“Çubuk Turşusu: Yeşil Altın, Rekorlar ve Kültürün Buluştuğu Festival”
Ankara’nın Çubuk ilçesinde üretimi yapılan “Çubuk turşusu”, lezzeti kadar ekonomik ve kültürel etkisiyle de öne çıkıyor. Bölge halkı tarafından “yeşil altın” olarak adlandırılan bu turşu, coğrafi işaretli statüsüyle hem markalaşma yolunda önemli bir adım attı hem de uluslararası pazarda dikkat çekmeye başladı.
Üretim Aşamaları Hasat, yaz aylarında başlayan sürecin ilk aşaması. Rekor sıcaklıklara rağmen çiftçiler, sabahın erken saatlerinde tarlalara girerek salatalıkları özenle topluyor. Hasat edilen ürünler, dereotu, sarımsak, acı biber, defne yaprağı ve sirkeli-limonlu salamura ile işlenerek yöresel tatlarına kavuşuyor.
İhracat Başarısı Çubuk turşusu, bu yıl rekor seviyede ihracat gerçekleştirdi. Salatalık turşusunun başta olduğu ürünler, ABD, BAE, Katar, Bahreyn ve Irak gibi 10 ülkeye ulaşıyor. Üreticilerin hedefi: 10 bin ton satış. Bunun yanı sıra 25 farklı turşu çeşidi de 25 ülkeye ihraç ediliyor.
Rekor Turşu ve Festival Çubuk turşusu, kültürel bir çekim gücü de taşıyor. 2018 yılında, 13. Uluslararası Çubuk Turşu ve Kültür Festivali’nde tam 1,5 tonluk dev bir turşu kavanozu hazırlandı ve “dünyanın en büyük turşusu” olarak Guinness Dünya Rekorlar Kitabı’na girdi.
Festivaller yoğun katılımla gerçekleşiyor. 14. festivalde yaklaşık 300 stantta 30 çeşit turşu ve yöresel ürünler sergilendi. 16. festivalde ise Polonya, Ukrayna, Slovakya, Kırgızistan, KKTC ve Malezya gibi ülkelerden halk oyunları ekipleri ağırlandı; festival yürüyüşlerle ve konserlerle zenginleştirildi.
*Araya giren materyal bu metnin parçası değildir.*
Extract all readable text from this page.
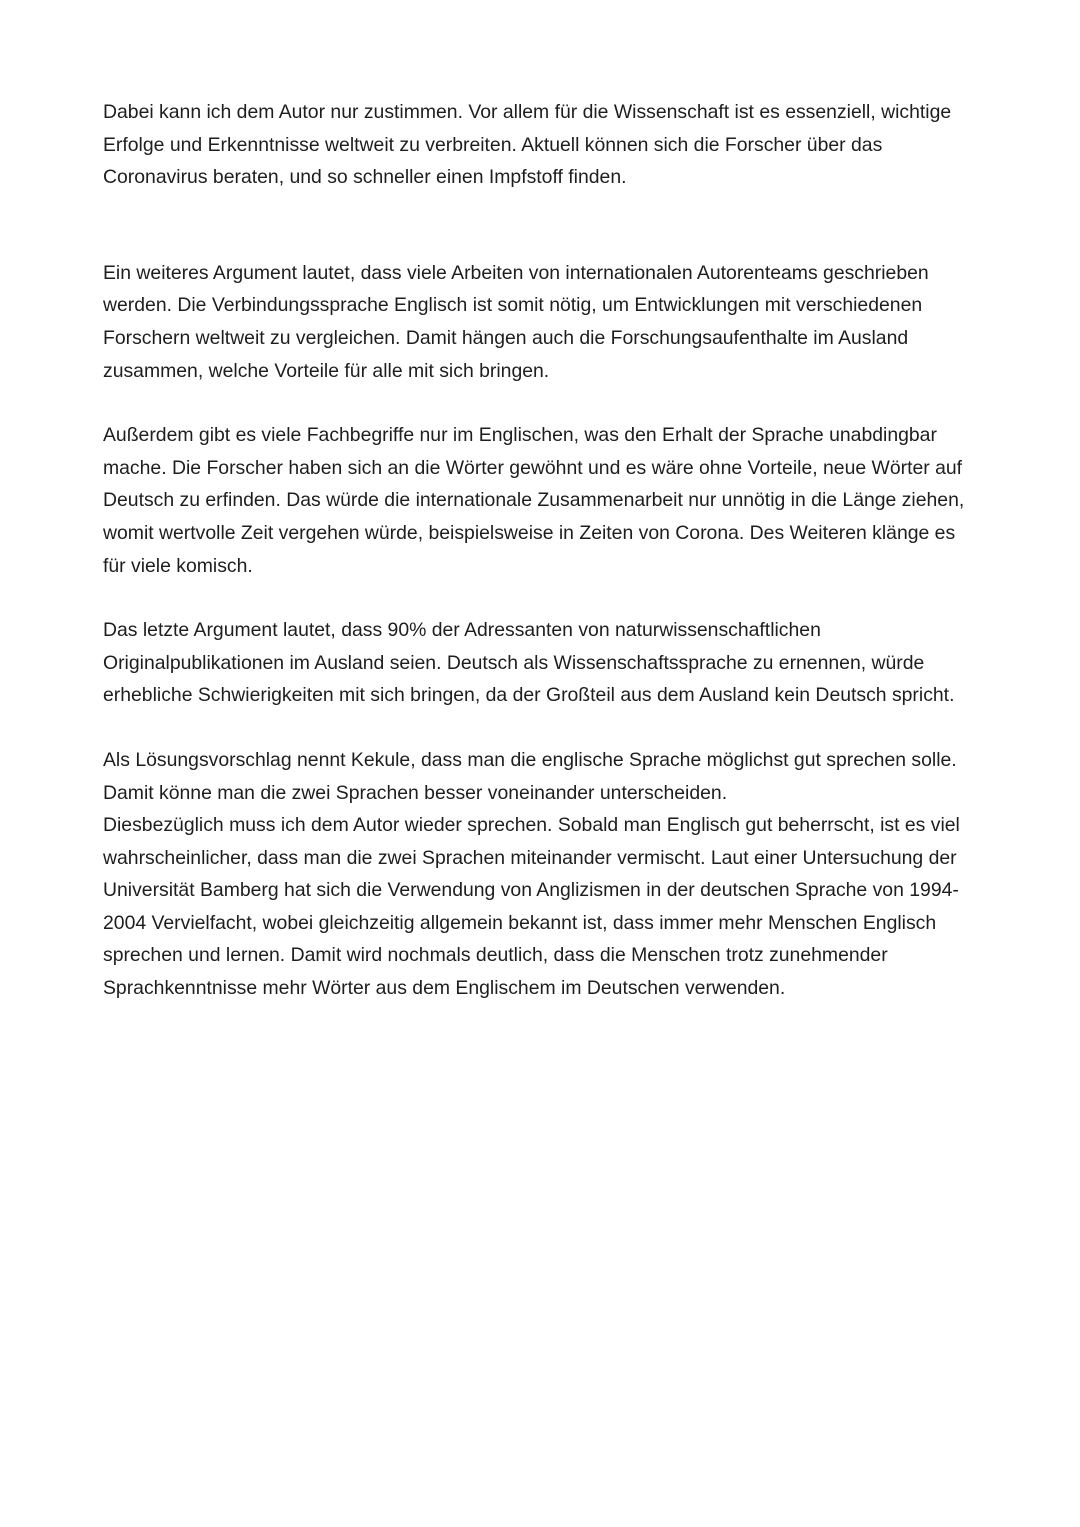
Dabei kann ich dem Autor nur zustimmen. Vor allem für die Wissenschaft ist es essenziell, wichtige Erfolge und Erkenntnisse weltweit zu verbreiten. Aktuell können sich die Forscher über das Coronavirus beraten, und so schneller einen Impfstoff finden.

Ein weiteres Argument lautet, dass viele Arbeiten von internationalen Autorenteams geschrieben werden. Die Verbindungssprache Englisch ist somit nötig, um Entwicklungen mit verschiedenen Forschern weltweit zu vergleichen. Damit hängen auch die Forschungsaufenthalte im Ausland zusammen, welche Vorteile für alle mit sich bringen.

Außerdem gibt es viele Fachbegriffe nur im Englischen, was den Erhalt der Sprache unabdingbar mache. Die Forscher haben sich an die Wörter gewöhnt und es wäre ohne Vorteile, neue Wörter auf Deutsch zu erfinden. Das würde die internationale Zusammenarbeit nur unnötig in die Länge ziehen, womit wertvolle Zeit vergehen würde, beispielsweise in Zeiten von Corona. Des Weiteren klänge es für viele komisch.

Das letzte Argument lautet, dass 90% der Adressanten von naturwissenschaftlichen Originalpublikationen im Ausland seien. Deutsch als Wissenschaftssprache zu ernennen, würde erhebliche Schwierigkeiten mit sich bringen, da der Großteil aus dem Ausland kein Deutsch spricht.

Als Lösungsvorschlag nennt Kekule, dass man die englische Sprache möglichst gut sprechen solle. Damit könne man die zwei Sprachen besser voneinander unterscheiden.

Diesbezüglich muss ich dem Autor wieder sprechen. Sobald man Englisch gut beherrscht, ist es viel wahrscheinlicher, dass man die zwei Sprachen miteinander vermischt. Laut einer Untersuchung der Universität Bamberg hat sich die Verwendung von Anglizismen in der deutschen Sprache von 1994-2004 Vervielfacht, wobei gleichzeitig allgemein bekannt ist, dass immer mehr Menschen Englisch sprechen und lernen. Damit wird nochmals deutlich, dass die Menschen trotz zunehmender Sprachkenntnisse mehr Wörter aus dem Englischem im Deutschen verwenden.
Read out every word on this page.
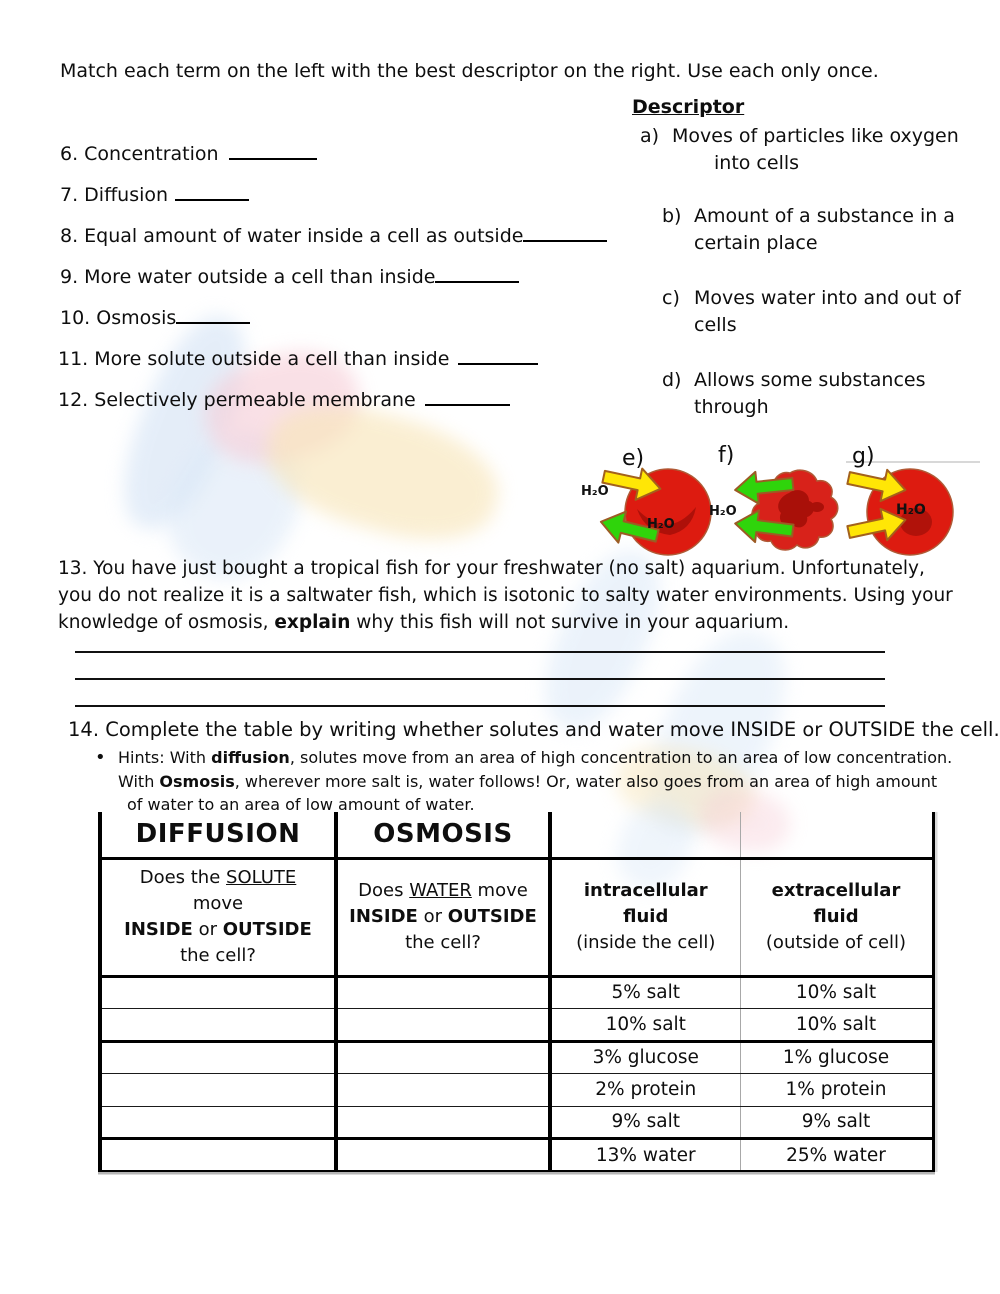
Match each term on the left with the best descriptor on the right. Use each only once.
Descriptor
a) Moves of particles like oxygen
into cells
b) Amount of a substance in a
certain place
c) Moves water into and out of
cells
d) Allows some substances
through
6. Concentration
7. Diffusion
8. Equal amount of water inside a cell as outside
9. More water outside a cell than inside
10. Osmosis
11. More solute outside a cell than inside
12. Selectively permeable membrane
e)	f)	g)
H₂O
H₂O
H₂O	H₂O
13. You have just bought a tropical fish for your freshwater (no salt) aquarium. Unfortunately,
you do not realize it is a saltwater fish, which is isotonic to salty water environments. Using your
knowledge of osmosis, explain why this fish will not survive in your aquarium.
14. Complete the table by writing whether solutes and water move INSIDE or OUTSIDE the cell.
• Hints: With diffusion, solutes move from an area of high concentration to an area of low concentration.
With Osmosis, wherever more salt is, water follows! Or, water also goes from an area of high amount
of water to an area of low amount of water.
DIFFUSION	OSMOSIS		
Does the SOLUTE
move
INSIDE or OUTSIDE
the cell?	Does WATER move
INSIDE or OUTSIDE
the cell?	intracellular
fluid
(inside the cell)	extracellular
fluid
(outside of cell)
		5% salt	10% salt
		10% salt	10% salt
		3% glucose	1% glucose
		2% protein	1% protein
		9% salt	9% salt
		13% water	25% water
Bu sene yine 17.'si düzenlenecek festival ziyaretçilerini bekliyor.
Çubuk turşusu yalnızca lezzetiyle değil, ihracat başarısı, marka değeri ve kültürel organizasyonlarıyla da öne çıkıyor. “Yeşil altın” olarak adlandırılmasının hakkını veren bu turşu, yerelden globale uzanan bir başarı hikâyesi yazıyor. Üretim sürecinden dünya sahnesine, kültürel festivallerden ekonomik büyümeye, tüm yönleriyle Çubuk turşusu artık bir fenomen.